How to Remove Foam From Your Pool (Fast & Easy)
Although pool foam can look rather interesting and seem a bit less troublesome than something like black algae, it’s pretty gross. Pool foam happens when your water is too thick, likely the result of extra particles in the water. What causes those particles and how to prevent and treat them? We can help with that.
Why Does My Pool Have Foam in It?
There are two basic ways your pool ended up with foam in it. The first is chemicals and substances that were on humans, and the second is chemicals that you poured into the pool. If you have recently had a high number of swimmers in the pool, the foam is very likely caused by their body lotion, hair products, or makeup that they left behind in your water. Not all that appealing to jump in a pool full of junk is it?
The second reason the foam might appear is if you have recently treated your pool for something, and there are too many chemicals still in the water. Specifically, if you have used an algaecide, it is common to get some pool foam. Luckily, getting pool foam out after an algaecide treatment is not difficult.
Can I Swim in A Pool That Has Foam?
Most importantly, you want to check your chemicals in the pool. If everything is in balance and there is enough chlorine, it is ok to be swimming in a pool that has some foam. Long term, this is a problem you are going to want to address.
How to Get Foam Out of The Pool?
As we mentioned earlier, the foam is caused by two different reasons, humans and chemicals.
Let’s break down the way to proceed for each cause.
1. An Overabundance of Chemicals Creating Pool Foam
Luckily, if you just treated your pool with algaecide and you see foam, you can follow a few simple steps to get rid of it. The algaecide has not had ample time to break down, therefore, causing it to foam and bubble at the surface. The best thing to do is to keep your filter running and let the chemicals continue to break down.
If you are ready to get rid of that foam, you can skim some of it off the surface while you wait for it to break down.
As always, make sure to check the chemicals in your pool as well to make sure there are no other underlying issues that you may be unaware of. Proper pH and chlorine levels will help this process move along quicker.

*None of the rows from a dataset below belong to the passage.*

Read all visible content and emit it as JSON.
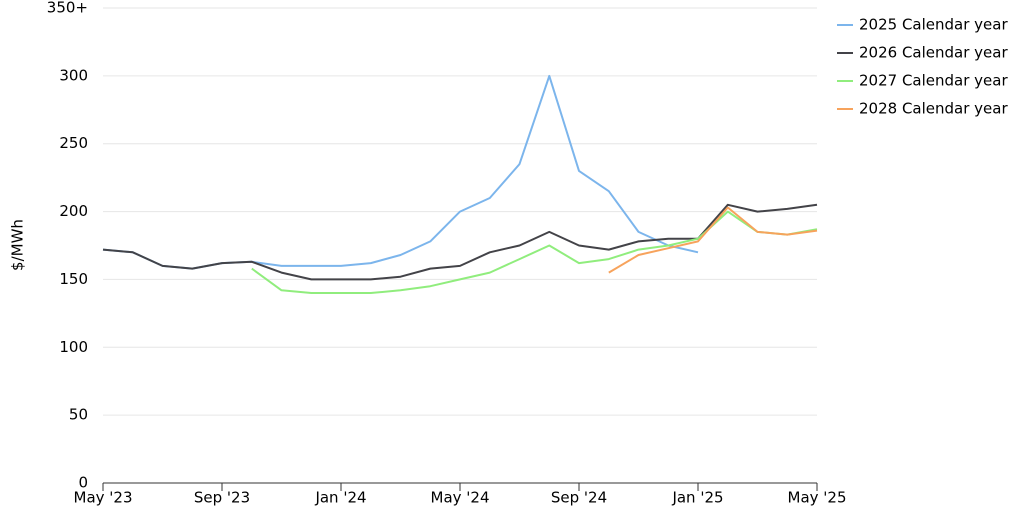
{
  "chart_data": {
    "type": "line",
    "y_label": "$/MWh",
    "x": [
      "2023-05",
      "2023-06",
      "2023-07",
      "2023-08",
      "2023-09",
      "2023-10",
      "2023-11",
      "2023-12",
      "2024-01",
      "2024-02",
      "2024-03",
      "2024-04",
      "2024-05",
      "2024-06",
      "2024-07",
      "2024-08",
      "2024-09",
      "2024-10",
      "2024-11",
      "2024-12",
      "2025-01",
      "2025-02",
      "2025-03",
      "2025-04",
      "2025-05"
    ],
    "series": [
      {
        "name": "2025 Calendar year",
        "color": "#7cb5ec",
        "values": [
          172,
          170,
          160,
          158,
          162,
          163,
          160,
          160,
          160,
          162,
          168,
          178,
          200,
          210,
          235,
          300,
          230,
          215,
          185,
          175,
          170,
          null,
          null,
          null,
          null
        ]
      },
      {
        "name": "2026 Calendar year",
        "color": "#434348",
        "values": [
          172,
          170,
          160,
          158,
          162,
          163,
          155,
          150,
          150,
          150,
          152,
          158,
          160,
          170,
          175,
          185,
          175,
          172,
          178,
          180,
          180,
          205,
          200,
          202,
          205
        ]
      },
      {
        "name": "2027 Calendar year",
        "color": "#90ed7d",
        "values": [
          null,
          null,
          null,
          null,
          null,
          158,
          142,
          140,
          140,
          140,
          142,
          145,
          150,
          155,
          165,
          175,
          162,
          165,
          172,
          175,
          180,
          200,
          185,
          183,
          187
        ]
      },
      {
        "name": "2028 Calendar year",
        "color": "#f7a35c",
        "values": [
          null,
          null,
          null,
          null,
          null,
          null,
          null,
          null,
          null,
          null,
          null,
          null,
          null,
          null,
          null,
          null,
          null,
          155,
          168,
          173,
          178,
          203,
          185,
          183,
          186
        ]
      }
    ],
    "ylim": [
      0,
      350
    ],
    "yticks": [
      0,
      50,
      100,
      150,
      200,
      250,
      300,
      {
        "value": 350,
        "label": "350+"
      }
    ],
    "xticks": [
      {
        "value": "2023-05",
        "label": "May '23"
      },
      {
        "value": "2023-09",
        "label": "Sep '23"
      },
      {
        "value": "2024-01",
        "label": "Jan '24"
      },
      {
        "value": "2024-05",
        "label": "May '24"
      },
      {
        "value": "2024-09",
        "label": "Sep '24"
      },
      {
        "value": "2025-01",
        "label": "Jan '25"
      },
      {
        "value": "2025-05",
        "label": "May '25"
      }
    ],
    "grid": true,
    "legend": "top-right"
  }
}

2. High Swim Load Creating Foam
The process of removing foam caused by people and all of their runoff can be a little more extensive.
Again, you are going to want to check your pool chemicals and make sure that you are working with the correct levels.

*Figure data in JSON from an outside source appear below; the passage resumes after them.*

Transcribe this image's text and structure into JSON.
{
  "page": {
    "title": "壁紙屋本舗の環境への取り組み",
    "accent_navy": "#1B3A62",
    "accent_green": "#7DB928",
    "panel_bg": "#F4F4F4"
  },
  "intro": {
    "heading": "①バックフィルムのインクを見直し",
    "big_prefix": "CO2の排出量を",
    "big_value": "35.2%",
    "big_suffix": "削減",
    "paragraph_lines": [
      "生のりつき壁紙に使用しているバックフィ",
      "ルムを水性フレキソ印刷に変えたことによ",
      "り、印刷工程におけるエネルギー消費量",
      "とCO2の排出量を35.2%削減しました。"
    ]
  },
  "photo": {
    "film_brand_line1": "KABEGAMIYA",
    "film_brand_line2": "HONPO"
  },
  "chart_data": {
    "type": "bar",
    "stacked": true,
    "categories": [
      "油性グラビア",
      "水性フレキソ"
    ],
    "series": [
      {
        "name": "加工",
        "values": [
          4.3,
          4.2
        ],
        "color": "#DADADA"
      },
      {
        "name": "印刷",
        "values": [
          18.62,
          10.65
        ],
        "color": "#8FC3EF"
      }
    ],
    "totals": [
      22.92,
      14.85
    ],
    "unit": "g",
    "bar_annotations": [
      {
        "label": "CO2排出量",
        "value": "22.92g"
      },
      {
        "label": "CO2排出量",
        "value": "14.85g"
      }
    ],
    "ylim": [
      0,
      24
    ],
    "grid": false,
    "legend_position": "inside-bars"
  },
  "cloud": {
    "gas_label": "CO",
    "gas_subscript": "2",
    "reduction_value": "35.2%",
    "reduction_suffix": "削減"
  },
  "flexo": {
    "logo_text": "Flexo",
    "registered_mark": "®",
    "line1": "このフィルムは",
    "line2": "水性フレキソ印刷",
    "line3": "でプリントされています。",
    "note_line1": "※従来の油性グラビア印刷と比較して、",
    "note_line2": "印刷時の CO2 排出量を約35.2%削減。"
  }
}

Next, you will want to shock the pool. You do not need to do a hard shock, just a light shock (1 pound per 10,000 gallons). Keep the filter running the entire time you are shocking the pool, and always start this process at night. Making sure that the sun doesn’t burn off the power of the chlorine is a crucial step in the process.
Balancing the chemicals along with the shock should remove the foam; however, if it does not, there is another step you can take. Sometimes the water has been treated so many times, and it is still just too thick. At this point, some of the pool water needs to be drained. After draining some water and then refilling the pool, go ahead and shock it again.

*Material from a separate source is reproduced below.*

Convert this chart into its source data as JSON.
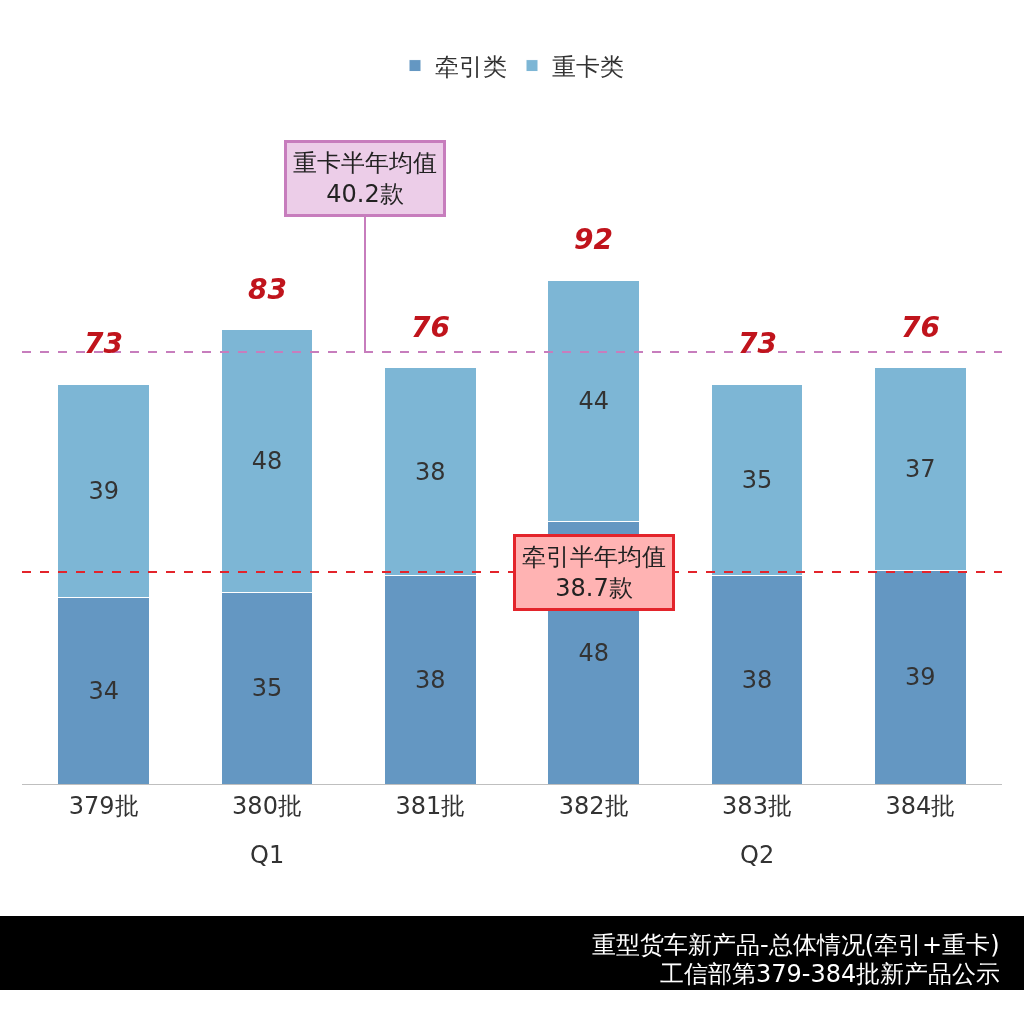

If all of the above methods have not worked for removing foam from your pool, there is a Pool Anti Foam Chemical that you can put in the pool. Anti-foam is usually a quick and easy process. It is designed not to alter the chemical levels in the pool or cloud the water.
If you are battling foam in the pool as a long-term problem, you can use the anti-foam as a preventive treatment as well.
Keeping Foam Out of My Pool From The Start
Now that you have your pool all cleaned up and looking a little less like a science experiment, it may be helpful to have some ways to keep foam out from the start.
Asking people to shower or rinse before getting into the pool will make a big difference when it comes to combating the foam issue. Installing an outdoor shower by a pool is a huge benefit to keeping your water clear throughout the swim season. It’s one of the reasons why every hotel pool has a sign asking bathers to shower before entering. We all know how often people follow this rule, but hopefully, you can keep a closer eye on the guests of your pool.
If algaecide is what caused the foam, make sure to choose a non-foaming algaecide. This product will effectively treat your black, green, and yellow algae issues without leaving behind an additional problem for you to clean up.
Lastly, to prevent pool foam, make sure to clean your pool continually. If you just hosted a party and lots of people swimming, it may be worth doing a quick shock on the pool as a preventative treatment. If nothing else, turn that filter on and let it run through the night to process all the hairspray that Aunt Karen generously shared with you.
As pool owners, we can be faced with some tricky issues when it comes to making sure a pool is always clear and swimmable. Although foam in the pool is a bit gross, it is a simple fix. Make sure to keep the pool clean to begin with, always check the chemicals, and if you need to, there are anti-foam treatments that you can pour in for a quick fix. Let us know how this worked to help clean the foam in your pool.